Die Welt der Gamer ist eine Welt für sich. In weiten Teilen des Messegeländes in Hannover beherrschen Männer in Anzügen und Frauen im Kostüm das Bild. Doch seit einigen Jahren schon versuchen die Ausstellungsmacher, auch Privatkunden wieder anzuziehen.

Dass hat seinen Grund, denn beide Welten verschwimmen in Zeiten, in denen Mitarbeiter immer öfter ihre eigenen Smartphones und Tablets ins Unternehmen mitbringen. Ein Trend, den auch Microsoft aufgreift. Der Computerkonzern stellt auf der Cebit ein neues kachelartiges Designkonzept für alle seine Geräte mit berührungsempfindlichem Bildschirm vor – sei es Smartphone, Tablet oder die Spielkonsole XBox.

Cebit 2012

Besucherinformationen

Die Messe startet am 6. März und endet am 10. März. Sie findet auf dem Messegelände in Hannover statt und hat täglich von 9 bis 18 Uhr geöffnet. Ein Tagesticket kostet im Vorverkauf 34 Euro, an der Tageskasse 39 Euro. Schüler und Studenten zahlen 19 Euro. Für die Dauerkarte werden im Vorverkauf 79 Euro fällig, an der Tageskasse 89 Euro.

Programm

Die Veranstalter rechnen mit etwas mehr als 4 200 Unternehmen aus 70 Ländern. 2011 waren 4 200 Firmen vor Ort. So kehrten in diesem Jahr unter anderem Samsung und Sharp auf das Messegelände zurück. Auch bei den Besuchern soll die Vorjahresmarke von 390 000 leicht übertroffen werden.
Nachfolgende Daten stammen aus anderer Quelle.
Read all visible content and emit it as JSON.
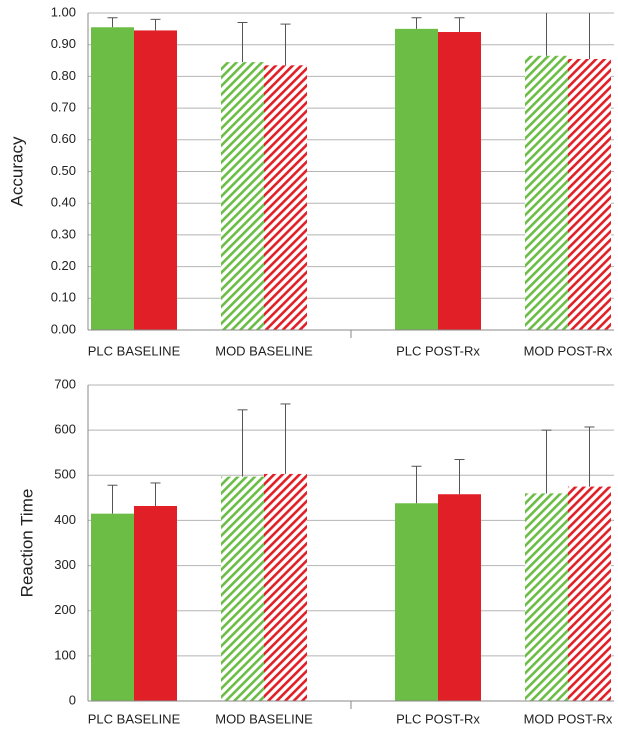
{
  "chart_data": [
    {
      "type": "bar",
      "y_label": "Accuracy",
      "categories": [
        "PLC BASELINE",
        "MOD BASELINE",
        "PLC POST-Rx",
        "MOD POST-Rx"
      ],
      "hatched": [
        false,
        true,
        false,
        true
      ],
      "series": [
        {
          "color": "#6cbd45",
          "values": [
            0.955,
            0.845,
            0.95,
            0.865
          ],
          "errors": [
            0.03,
            0.125,
            0.035,
            0.14
          ]
        },
        {
          "color": "#e11f27",
          "values": [
            0.945,
            0.835,
            0.94,
            0.855
          ],
          "errors": [
            0.035,
            0.13,
            0.045,
            0.15
          ]
        }
      ],
      "ylim": [
        0,
        1
      ],
      "yticks": [
        {
          "value": 0,
          "label": "0.00"
        },
        {
          "value": 0.1,
          "label": "0.10"
        },
        {
          "value": 0.2,
          "label": "0.20"
        },
        {
          "value": 0.3,
          "label": "0.30"
        },
        {
          "value": 0.4,
          "label": "0.40"
        },
        {
          "value": 0.5,
          "label": "0.50"
        },
        {
          "value": 0.6,
          "label": "0.60"
        },
        {
          "value": 0.7,
          "label": "0.70"
        },
        {
          "value": 0.8,
          "label": "0.80"
        },
        {
          "value": 0.9,
          "label": "0.90"
        },
        {
          "value": 1,
          "label": "1.00"
        }
      ],
      "grid": true
    },
    {
      "type": "bar",
      "y_label": "Reaction Time",
      "categories": [
        "PLC BASELINE",
        "MOD BASELINE",
        "PLC POST-Rx",
        "MOD POST-Rx"
      ],
      "hatched": [
        false,
        true,
        false,
        true
      ],
      "series": [
        {
          "color": "#6cbd45",
          "values": [
            415,
            497,
            438,
            460
          ],
          "errors": [
            63,
            148,
            82,
            140
          ]
        },
        {
          "color": "#e11f27",
          "values": [
            432,
            503,
            458,
            475
          ],
          "errors": [
            51,
            155,
            77,
            132
          ]
        }
      ],
      "ylim": [
        0,
        700
      ],
      "yticks": [
        0,
        100,
        200,
        300,
        400,
        500,
        600,
        700
      ],
      "grid": true
    }
  ]
}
Die Messe gliedert sich in die vier Sparten „Pro“ (Geschäftskunden), „Gov“ (öffentliche Hand), „Lab“ (Forschung) und „Life“ (Privatnutzer).

Oliver Kaltner von Microsoft Deutschland sagt: „Wir unterscheiden heute kaum mehr zwischen Geschäfts- und Privatkunden. Mit unserem neuen Metrodesign hat der Nutzer die gleiche optische Darstellung, egal welches Gerät er gerade nutzt.“ Kaltner will Businessanwender und Gamer zusammenbringen. Wenn es nach ihm geht, dann machen die Manager in jedem Fall einen Schlenker in die Gaming-Halle. „Hier sind die Dinge zu sehen, die künftig ihr Berufsleben beeinflussen werden.“

Nur ein paar Meter entfernt sieht die Welt schon ganz anders aus. Hier schnellt das Durchschnittsalter auf 50 plus. Auf dem ganz in grau gehaltenen Messestand von IBM in Halle 2 können sich IT-Leiter und Geschäftsführer an weit über 100 einzelnen Stationen über Datenanalyse informieren, bekommen Lösungen für ihr Warenwirtschaftssystem präsentiert oder lassen sich die neueste Servergeneration erklären. So groß ist der Auftritt des Traditionsunternehmens aus den USA, dass ein Mercedes-Laster inmitten der Menschenmassen nicht weiter auffällt.

Eines der ganz großen Themen von IBM ist die Cloud, jene IT-Wolke, in der die Firmen künftig ihre Daten lagern und bearbeiten sollen. „Vergangenes Jahr war das noch Zukunft, jetzt ist die Sache in der Realität angekommen“, sagt Frank Strecker, der das Cloud-Geschäft in Deutschland vorantreiben soll. Bis Samstag wird sein Team jeden Tag mehr als 1000 Gespräche führen, um den Firmen das Konzept nahezubringen.